4 Trackbacks/Pingbacks

  1. Dave Forsythe on 06-May-05 at 10:39 am

    I agree with you about being more transparent. The internet makes that waaaay to easy, and it’s not like this is 1970 and you’d have to have some girl in the steno pool typing up trasncripts just so you could put them online. Everything we work with these days is electronic, just dump it all out there and let us news junkies filter it. What reason would a newspaper have for hiding things from it’s readers?

    As a side note, I found this ( http://www2.indystar.com/articles/4/235596-7544-021.html ) yesterday while looking for an article on the VX Gas they are destroying in Indiana. Incidentally, this was the only story Google could dig up yesterday and today there are over 15. Shouldn’t this be news BEFORE it happened? They stated opening the canisters today (5/6/05)

  2. mike on 06-May-05 at 1:21 pm

    The irony of the Indy Star article you point to is that it’s by Dennis Ryerson, former Editor of the Des Moines Register. I would love to see something like this every week in the papers. The Christian Science Monitor has a column every day called “Reporter’s Notebook” which gives context and editorial background to some of the stories they publish.
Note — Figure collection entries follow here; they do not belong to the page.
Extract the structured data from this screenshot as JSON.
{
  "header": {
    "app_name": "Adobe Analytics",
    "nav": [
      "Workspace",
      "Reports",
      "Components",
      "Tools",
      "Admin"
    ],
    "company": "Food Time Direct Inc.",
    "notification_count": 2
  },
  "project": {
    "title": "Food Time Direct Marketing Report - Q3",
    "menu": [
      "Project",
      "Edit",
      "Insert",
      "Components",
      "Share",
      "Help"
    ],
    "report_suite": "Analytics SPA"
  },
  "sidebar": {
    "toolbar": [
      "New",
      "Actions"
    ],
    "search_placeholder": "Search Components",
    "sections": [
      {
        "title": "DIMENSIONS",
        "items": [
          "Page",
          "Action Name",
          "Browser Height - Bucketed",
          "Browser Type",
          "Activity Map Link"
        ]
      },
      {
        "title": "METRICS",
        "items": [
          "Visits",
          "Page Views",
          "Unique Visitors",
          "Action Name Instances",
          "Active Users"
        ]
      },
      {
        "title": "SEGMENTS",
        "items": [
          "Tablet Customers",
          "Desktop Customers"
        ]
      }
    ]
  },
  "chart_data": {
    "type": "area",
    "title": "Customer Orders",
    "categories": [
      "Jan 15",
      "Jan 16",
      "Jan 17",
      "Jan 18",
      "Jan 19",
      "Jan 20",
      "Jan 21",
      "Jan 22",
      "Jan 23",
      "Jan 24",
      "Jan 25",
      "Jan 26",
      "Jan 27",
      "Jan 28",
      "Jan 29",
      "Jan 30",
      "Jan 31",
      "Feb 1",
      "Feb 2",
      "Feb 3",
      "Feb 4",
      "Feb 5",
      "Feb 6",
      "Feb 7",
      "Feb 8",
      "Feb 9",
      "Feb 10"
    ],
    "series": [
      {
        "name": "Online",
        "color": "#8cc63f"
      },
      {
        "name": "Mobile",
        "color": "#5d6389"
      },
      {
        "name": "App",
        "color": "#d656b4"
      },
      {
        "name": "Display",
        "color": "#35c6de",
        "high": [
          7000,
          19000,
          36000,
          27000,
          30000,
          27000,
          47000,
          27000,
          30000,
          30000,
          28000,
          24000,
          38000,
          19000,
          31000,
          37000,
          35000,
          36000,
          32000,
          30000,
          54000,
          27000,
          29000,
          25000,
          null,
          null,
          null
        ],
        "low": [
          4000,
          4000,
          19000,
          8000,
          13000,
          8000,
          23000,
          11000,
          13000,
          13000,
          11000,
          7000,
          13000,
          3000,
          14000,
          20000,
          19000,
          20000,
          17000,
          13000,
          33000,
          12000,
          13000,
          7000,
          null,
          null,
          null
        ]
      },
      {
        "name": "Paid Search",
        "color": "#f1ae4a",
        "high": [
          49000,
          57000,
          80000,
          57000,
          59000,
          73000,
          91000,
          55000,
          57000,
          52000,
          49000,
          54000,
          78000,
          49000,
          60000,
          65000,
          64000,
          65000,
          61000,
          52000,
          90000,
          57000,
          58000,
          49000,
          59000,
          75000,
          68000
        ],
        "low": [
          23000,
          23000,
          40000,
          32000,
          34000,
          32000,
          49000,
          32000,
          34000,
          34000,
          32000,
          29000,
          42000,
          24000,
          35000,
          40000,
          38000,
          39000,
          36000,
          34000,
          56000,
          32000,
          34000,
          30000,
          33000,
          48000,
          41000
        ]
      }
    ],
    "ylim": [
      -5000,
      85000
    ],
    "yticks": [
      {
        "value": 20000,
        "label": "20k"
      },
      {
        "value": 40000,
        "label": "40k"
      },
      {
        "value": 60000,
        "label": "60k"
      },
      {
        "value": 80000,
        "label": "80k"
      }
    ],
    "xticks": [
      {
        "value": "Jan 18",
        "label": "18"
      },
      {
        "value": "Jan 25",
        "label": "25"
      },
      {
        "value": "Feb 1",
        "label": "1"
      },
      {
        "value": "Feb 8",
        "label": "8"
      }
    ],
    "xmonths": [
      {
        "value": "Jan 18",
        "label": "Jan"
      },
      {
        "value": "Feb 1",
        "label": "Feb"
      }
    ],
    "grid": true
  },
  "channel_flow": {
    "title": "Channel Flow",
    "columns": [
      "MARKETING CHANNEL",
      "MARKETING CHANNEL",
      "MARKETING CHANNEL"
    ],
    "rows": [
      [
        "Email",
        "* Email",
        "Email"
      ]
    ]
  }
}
    If people heard the real reasons some stories make it to the front page and some don’t, they would quit bitching about bias. The real reasons are much less interesting and include things like, story came in after deadline, we already covered a similar story today, slow news day – we had to put something on the front page, busy news day – we had to cut something, etc. None of these reasons provide much room for controversy.

  3. GradualDazzle on 10-May-05 at 2:10 pm

    That’s an idea I hadn’t thought of before… and it’s a darn good one. It would be a great way for the newspapers to say “If you can’t beat ’em, join ’em” or at least for them to acknowledge the changing landscape of news and buy into it rather than stick their heads in the sand.

  4. mike on 10-May-05 at 2:40 pm

    Thanks for the comment GradualDazzle. Newspapers are strange places. Despite the usually progressive-liberal views they print, the organizations themselves are very conservative and slow to change. They have too many people who’ve been in the industry too long who tend to come up with recycled old ideas.